The Kakuma millionaire lived with his wife and two children in a large room located at the back of his wholesale warehouse. He didn’t like to go out or go to restaurants.

“I just spend my time here at work. I don’t want to go anywhere.”

The businessman became an important pillar of the Kakuma Community over the years. When he was arrested a few years back, members of the Lodwar community marched to the police station, securing his release.

Mesfin Getahun: Businessman Once Considered Kakuma Refugee Camp's Richest Person
Inside Mesfin Getahun’s wholesale retail shop. |Courtesy| The Guardian|

As at the time of the interview, he and his family had qualified for resettlement to the United States of America, and being a refugee, he was troubled on how he would collect his assets which were scattered across local banks and the camp in investments and in cash and transfer them abroad.

Finding someone who would afford to buy the whole operation was not easy and would also take time.

Despite his success in business, Gehatun lived in fear of uncertainty with the Kenyan government.
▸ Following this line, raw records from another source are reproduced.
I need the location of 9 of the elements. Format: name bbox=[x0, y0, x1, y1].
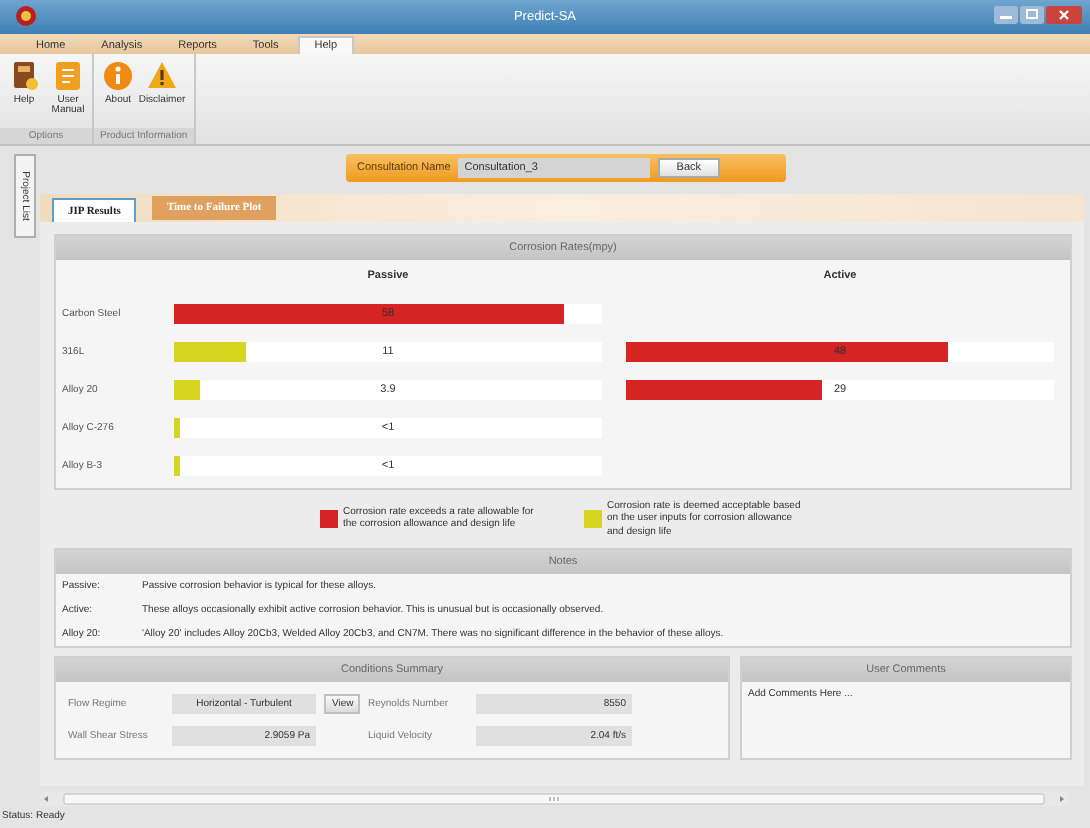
manual-icon bbox=[54, 60, 82, 92]
info-icon bbox=[104, 60, 132, 92]
minimize-button[interactable] bbox=[994, 6, 1018, 24]
close-button[interactable] bbox=[1046, 6, 1082, 24]
book-icon bbox=[10, 60, 38, 92]
warning-icon bbox=[148, 60, 176, 92]
horizontal-scrollbar[interactable] bbox=[40, 792, 1068, 806]
maximize-button[interactable] bbox=[1020, 6, 1044, 24]
app-logo-icon bbox=[16, 6, 36, 26]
He noted that the government did not guarantee them security within the camp, and had recently attempted to close the Daadab refugee camp, further making refugees to fear for their future in the country.

“The Kenyan government has said they didn’t want to have refugees here, so I’m at risk even now. I must protect my money, but I don’t have any insurance. You have to be tactful when you live here as a refugee. I have a good relationship with the local people, the Turkanas (but I am still nervous about the government changing its refugee policy),” he said.